Some news on clicks and views
We’ve been collecting usage statistics more or less since the Crossmark service launched in 2012, but have lacked a suitable way to share them. This will change later this year! In preparation, I’ve been digging around in the data and uncovered some interesting things.
I was able to do a degree of comparison between Crossmark usage against overall article views using PLOS articles as they make their usage data openly available. I spot-checked fifteen articles and found that most of them had a monthly number of clicks on the Crossmark button in the low-twenties, regardless of the number of total page views the article had received.
The highly viewed paper above shows relatively very few clicks on the Crossmark button, whereas on the paper with fewer views, below, clicks on the button follow the overall pattern of usage.

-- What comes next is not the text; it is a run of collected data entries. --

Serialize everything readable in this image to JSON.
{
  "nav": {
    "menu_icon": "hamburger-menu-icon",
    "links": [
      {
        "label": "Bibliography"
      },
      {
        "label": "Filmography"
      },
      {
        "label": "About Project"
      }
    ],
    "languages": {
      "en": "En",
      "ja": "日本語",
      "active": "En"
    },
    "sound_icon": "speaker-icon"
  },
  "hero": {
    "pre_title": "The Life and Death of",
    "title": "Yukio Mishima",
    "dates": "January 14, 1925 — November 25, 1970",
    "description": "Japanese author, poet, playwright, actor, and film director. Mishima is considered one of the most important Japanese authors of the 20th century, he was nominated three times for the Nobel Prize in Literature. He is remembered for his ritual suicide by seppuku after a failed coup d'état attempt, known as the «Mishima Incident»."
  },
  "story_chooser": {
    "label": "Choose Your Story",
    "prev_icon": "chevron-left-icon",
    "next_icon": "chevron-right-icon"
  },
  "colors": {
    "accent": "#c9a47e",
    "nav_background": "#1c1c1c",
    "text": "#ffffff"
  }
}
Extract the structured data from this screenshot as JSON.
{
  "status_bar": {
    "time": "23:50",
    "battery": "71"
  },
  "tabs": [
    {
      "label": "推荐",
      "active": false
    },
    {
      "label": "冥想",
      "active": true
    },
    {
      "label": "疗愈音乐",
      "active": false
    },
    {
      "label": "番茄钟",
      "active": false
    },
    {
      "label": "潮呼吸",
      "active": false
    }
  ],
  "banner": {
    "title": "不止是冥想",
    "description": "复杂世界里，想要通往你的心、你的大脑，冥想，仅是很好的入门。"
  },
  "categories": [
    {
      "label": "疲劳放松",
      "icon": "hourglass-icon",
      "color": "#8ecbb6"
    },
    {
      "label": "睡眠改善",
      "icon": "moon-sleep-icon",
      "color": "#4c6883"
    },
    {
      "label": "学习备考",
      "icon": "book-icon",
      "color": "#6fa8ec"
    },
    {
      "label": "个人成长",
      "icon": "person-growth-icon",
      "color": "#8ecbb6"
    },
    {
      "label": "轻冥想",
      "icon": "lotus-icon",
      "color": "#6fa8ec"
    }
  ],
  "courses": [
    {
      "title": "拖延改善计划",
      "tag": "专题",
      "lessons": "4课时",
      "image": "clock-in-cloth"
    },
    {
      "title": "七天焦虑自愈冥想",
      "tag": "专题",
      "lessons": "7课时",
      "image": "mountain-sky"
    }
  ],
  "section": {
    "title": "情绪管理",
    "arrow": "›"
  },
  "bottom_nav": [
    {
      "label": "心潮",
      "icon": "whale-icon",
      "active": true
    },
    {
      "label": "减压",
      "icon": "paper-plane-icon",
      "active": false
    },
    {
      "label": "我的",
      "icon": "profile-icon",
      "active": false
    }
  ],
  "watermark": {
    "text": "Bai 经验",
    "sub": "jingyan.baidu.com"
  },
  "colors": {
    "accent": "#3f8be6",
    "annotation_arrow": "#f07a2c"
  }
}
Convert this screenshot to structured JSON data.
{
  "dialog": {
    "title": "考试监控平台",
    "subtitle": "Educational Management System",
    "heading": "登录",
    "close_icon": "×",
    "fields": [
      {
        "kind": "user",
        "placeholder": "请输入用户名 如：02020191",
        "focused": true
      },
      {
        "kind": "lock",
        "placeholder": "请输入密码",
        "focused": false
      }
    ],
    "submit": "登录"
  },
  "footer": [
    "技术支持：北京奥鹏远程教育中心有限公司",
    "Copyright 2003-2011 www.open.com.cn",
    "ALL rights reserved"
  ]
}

It’s not unreasonable to suppose that a paper with very high usage has a higher proportion of lay readers visiting it, whereas a more niche paper is being visited by those with a research interest. This is encouraging, as it suggests researchers are interested in checking the status of the content and the additional “trust signals” that the Crossmark box can provide.
Web pages vs PDFs
We track the number of clicks on the Crossmark button in PDFs separately to those that come from web pages. (There are some that we can’t determine, usually because the link behind the button has been incorrectly formatted, but for most members these are minimal.)
I looked at the 30 members with most Crossmark coverage, and averaged the number of clicks over a six month period in 2018. For two thirds of these members, clicks on the Crossmark button on their web pages exceed those in their PDFs, but there are also definite outliers.
Some are easily explained: member #6 hasn’t put the Crossmark button in any of their PDFs, while member #21 has only put it in their PDFs. Member 10 has the button on its article landing pages hidden in a “more information” section that the reader has to click to expand.
That said, member #20 has the button displayed prominently next to the article title but gets 85% of Crossmark clicks from PDFs. There’s no obvious subject bias - four of the members above are physics publishers - two have many more PDF clicks, two have more HTML.
None of the findings above contain nearly enough data to draw any definitive conclusions, but I hope they pique your interest to find out more when we make Crossmark usage statistics available to all members later this year. In the meantime if you have any suggestions/questions, or would be interested in helping us when we come to testing the statistics interface, please let me know.